Another unfortunate example of student attacks on professors’ academic freedom revealed itself when the Black Law Students Association (BLSA) of University of San Diego’s Law School proposed creating their own version of Orwell’s ThinkPol. In a six-page letter to USD law school faculty and students in the wake of the George Floyd death the BLSA included as one of its “calls to action” the troubling demand that the law school “develop a classroom diversity officer position tasked with observing classroom practices and reporting questionable conduct within the classroom to the administration.” [Emphasis added.]

It is certain, of course, that these monitors would have the effect of chilling speech and inhibiting the free exchange of ideas about the law, society, criminality, law enforcement, racism, and other likely topics in a law school classroom. And since the proposed monitors would report those individuals who commit racial thoughtcrimes at USD, what Orwell called “unapproved thought,” how is someone to know in advance what speech and thought is permitted and which is not? College speech codes, which is what this proposal actually amounts to, have, as mentioned, been regularly struck down as unconstitutional for, among other reasons, being overly vague, broad, and highly subjective.

The notion that a vocal minority of self-important student ideologues can determine what views may or may not be expressed on a particular campus is not only antithetical to the purpose of a university, of course, but is vaguely fascistic by purposely or carelessly relinquishing power to a few to decide what can be said and what speech is allowed and what must be suppressed; it is what former Yale University president Bartlett Giamatti characterized as the “tyranny of group self-righteousness.”
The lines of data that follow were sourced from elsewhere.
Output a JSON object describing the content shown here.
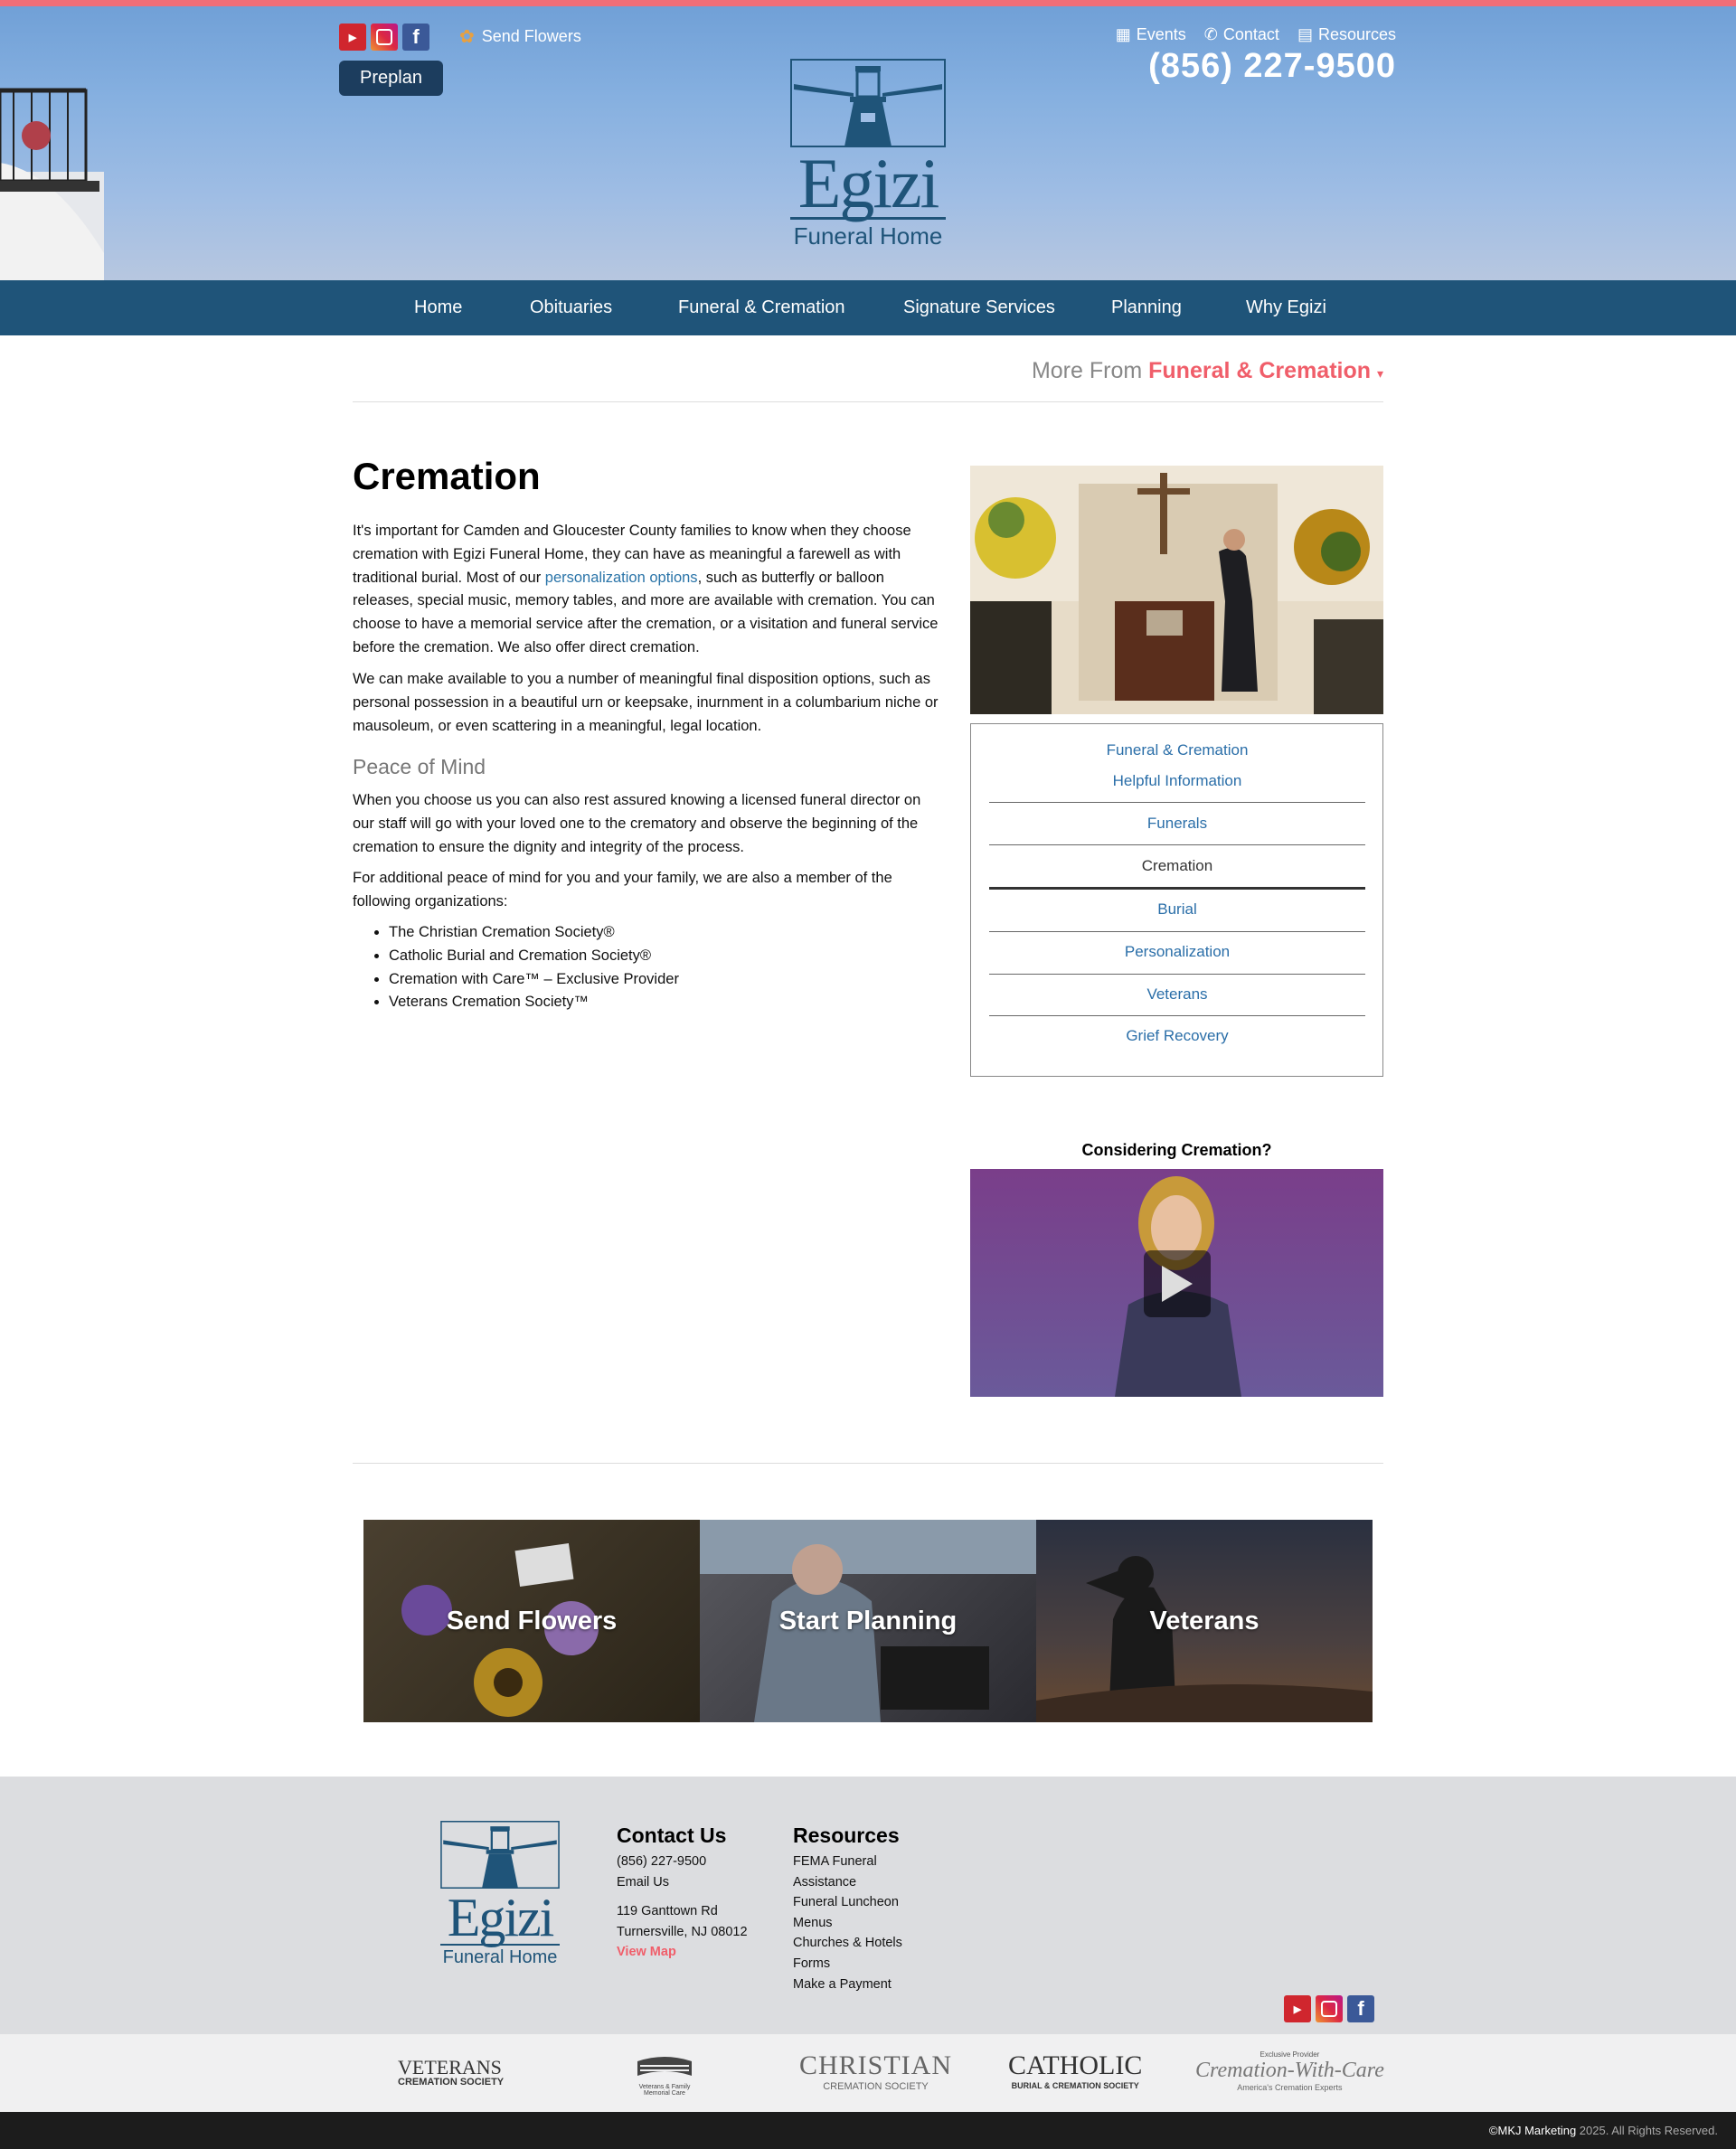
{
  "header": {
    "send_flowers": "Send Flowers",
    "preplan": "Preplan",
    "links": [
      "Events",
      "Contact",
      "Resources"
    ],
    "phone": "(856) 227-9500",
    "logo_name": "Egizi",
    "logo_sub": "Funeral Home",
    "social": [
      "youtube",
      "instagram",
      "facebook"
    ]
  },
  "nav": [
    "Home",
    "Obituaries",
    "Funeral & Cremation",
    "Signature Services",
    "Planning",
    "Why Egizi"
  ],
  "more_from": {
    "prefix": "More From",
    "section": "Funeral & Cremation",
    "caret": "▾"
  },
  "main": {
    "title": "Cremation",
    "p1_before": "It's important for Camden and Gloucester County families to know when they choose cremation with Egizi Funeral Home, they can have as meaningful a farewell as with traditional burial. Most of our ",
    "p1_link": "personalization options",
    "p1_after": ", such as butterfly or balloon releases, special music, memory tables, and more are available with cremation. You can choose to have a memorial service after the cremation, or a visitation and funeral service before the cremation. We also offer direct cremation.",
    "p2": "We can make available to you a number of meaningful final disposition options, such as personal possession in a beautiful urn or keepsake, inurnment in a columbarium niche or mausoleum, or even scattering in a meaningful, legal location.",
    "subhead": "Peace of Mind",
    "p3": "When you choose us you can also rest assured knowing a licensed funeral director on our staff will go with your loved one to the crematory and observe the beginning of the cremation to ensure the dignity and integrity of the process.",
    "p4": "For additional peace of mind for you and your family, we are also a member of the following organizations:",
    "orgs": [
      "The Christian Cremation Society®",
      "Catholic Burial and Cremation Society®",
      "Cremation with Care™ – Exclusive Provider",
      "Veterans Cremation Society™"
    ]
  },
  "sidebar": {
    "items": [
      "Funeral & Cremation",
      "Helpful Information",
      "Funerals",
      "Cremation",
      "Burial",
      "Personalization",
      "Veterans",
      "Grief Recovery"
    ],
    "video_label": "Considering Cremation?"
  },
  "tiles": [
    "Send Flowers",
    "Start Planning",
    "Veterans"
  ],
  "footer": {
    "contact_head": "Contact Us",
    "phone": "(856) 227-9500",
    "email": "Email Us",
    "addr1": "119 Ganttown Rd",
    "addr2": "Turnersville, NJ 08012",
    "map": "View Map",
    "resources_head": "Resources",
    "resources": [
      "FEMA Funeral",
      "Assistance",
      "Funeral Luncheon",
      "Menus",
      "Churches & Hotels",
      "Forms",
      "Make a Payment"
    ],
    "assoc": {
      "vet1": "VETERANS",
      "vet2": "CREMATION SOCIETY",
      "vm": "Veterans & Family Memorial Care",
      "christian1": "CHRISTIAN",
      "christian2": "CREMATION SOCIETY",
      "catholic1": "CATHOLIC",
      "catholic2": "BURIAL & CREMATION SOCIETY",
      "cwc_top": "Exclusive Provider",
      "cwc": "Cremation-With-Care",
      "cwc_sub": "America's Cremation Experts"
    },
    "copyright_brand": "©MKJ Marketing",
    "copyright_rest": " 2025. All Rights Reserved."
  },
  "colors": {
    "nav": "#1f5479",
    "accent": "#f05e6a",
    "link": "#2a6ea8",
    "footer": "#dcdde0"
  }
}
The problem is that intellectually arrogant, coddled students feel that they can determine who on campus has the right to have certain viewpoints and who does not. More seriously, not only do they believe that their ideological foes deserve to be denounced, but they further believe that the targets of their opprobrium—these alleged racists, white supremacists, conservatives and anyone else who expresses alternate views to the prevailing orthodoxy— should not even be allowed to remain on campus and that it is reasonable they be purged from their respective campuses.

This is “cancel culture” at its inevitable and grotesque endpoint, and that students have weaponized leftist ideology to suppress alternate views and eliminate any debate bodes poorly for the future of the academy.

The prescient and still-relevant 1975 Report of the Committee on Freedom of Expression at Yale discussed the danger of allowing some intellectually intolerant individuals on campus to degrade or demonize the expression of others with whom they disagree. “They assert a right to prevent free expression,” the report noted. “They rest upon the assumption that speech can be suppressed by anyone who deems it false or offensive,” echoing Herbert Marcuse’s notion of ‘repressive tolerance.’ “They deny what Justice Holmes termed ‘freedom for the thought that we hate.’ They make the majority, or any willful minority, the arbiters of truth for all.”

And what is the ultimate threat for such suppression of free speech, of this unfortunate symptom of cancel culture, according to the report? “If expression may be prevented, censored or punished, because of its content or because of the motives attributed to those who promote it, then it is no longer free. It will be subordinated to other values that we believe to be of lower priority in a university.”

And when censorious students seek to silence opposing thought by banishing ideological foes from a campus, free speech is threatened and degraded for all.